Am I the only one to think companies asking questions such as those for technical interviews don’t understand what software engineering/development is about ?

- How many layers does a webservice have?
- What framework do you use for unit testing ?
- How do you do dependency injection ?

Essentially questions that they deem black and white but really aren’t. Besides isn’t the core of the work to just adapt and learn while being smart about what things you implement ? I don’t get these questions for me it’s a sign that a company doesn’t understand the work I’ll be doing.

I think for a technical interview I’d much rather spend my time on a difficult algo question in the language of my choice for 30mins - 1h than 20mins answering close minded questions that don’t have to be.

This rant is mostly due to the fact I’ve done a few interviews with two companies and both behaved like that, I’m 100% certain I had the skills to do the jobs they were offering me (they both contacted me first) but both ended up denying me because my knowledge on their specific questions wasn’t detailed enough. I could have learnt their stack in about a week so I don’t know why that mentality exists.

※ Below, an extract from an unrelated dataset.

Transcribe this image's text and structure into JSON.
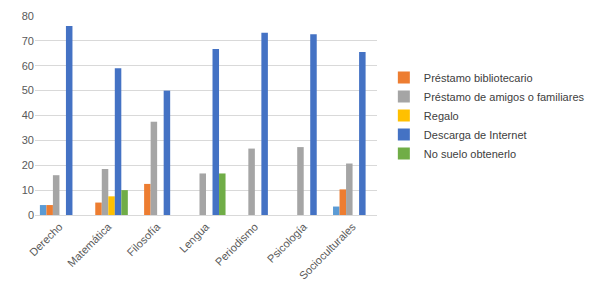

I might be wrong about the core of the work though… what do you think?

Comments
  • 0
    Being able to code something does not imply that you understand the ideas behind what you are coding.

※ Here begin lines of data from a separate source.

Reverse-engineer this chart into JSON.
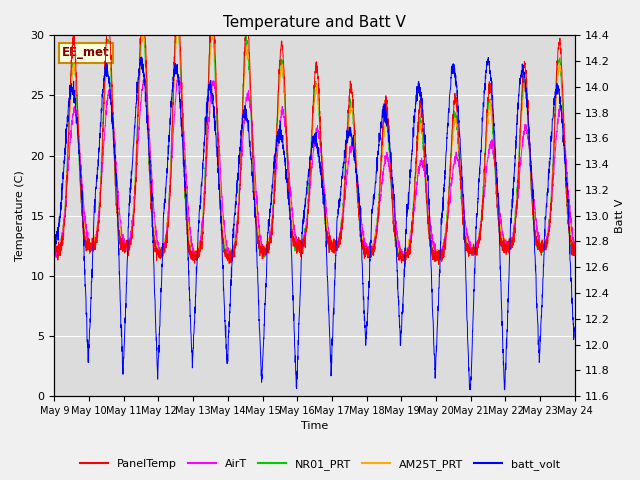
{
  "title": "Temperature and Batt V",
  "xlabel": "Time",
  "ylabel_left": "Temperature (C)",
  "ylabel_right": "Batt V",
  "ylim_left": [
    0,
    30
  ],
  "ylim_right": [
    11.6,
    14.4
  ],
  "x_tick_labels": [
    "May 9",
    "May 10",
    "May 11",
    "May 12",
    "May 13",
    "May 14",
    "May 15",
    "May 16",
    "May 17",
    "May 18",
    "May 19",
    "May 20",
    "May 21",
    "May 22",
    "May 23",
    "May 24"
  ],
  "legend_entries": [
    "PanelTemp",
    "AirT",
    "NR01_PRT",
    "AM25T_PRT",
    "batt_volt"
  ],
  "legend_colors": [
    "#ff0000",
    "#ff00ff",
    "#00cc00",
    "#ffaa00",
    "#0000ff"
  ],
  "annotation_text": "EE_met",
  "bg_color": "#dcdcdc",
  "fig_bg_color": "#f0f0f0",
  "grid_color": "#ffffff",
  "title_fontsize": 11,
  "label_fontsize": 8,
  "tick_fontsize": 8
}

    I have done interviews in the past, and this is my take:
    Juniors just code - they test new idea by coding first, thinking never.
    Middle can code, and understand the ideas they are using. New ideas confuse them, and they usualy stick to old ideas bc they work.
    Seniors can evaluate new and current ideas and decide which ones to use. Then implement them from scratch.
  • 2
    @magicmirror I do agree with your categories, I usually just take into account everything that I know look for new techs and stuff before doing anything. Can’t say I’ll implement everything from scratch unless there is something like heavy workloads or a specific demand that can’t be used with other existing techs though. Not sure if it’s an exaggeration but surely there’s no point in reinventing the wheel each time unless needed.
  • 1
    @Earu You probably did not understand the "from scratch".
    Nobody wants you to rebuild mysql, mongo, kafka/rabbitmq or nginx/apache. But you can use those, plus something like nodeJs + angular and then build a Fullstack Custum Web App.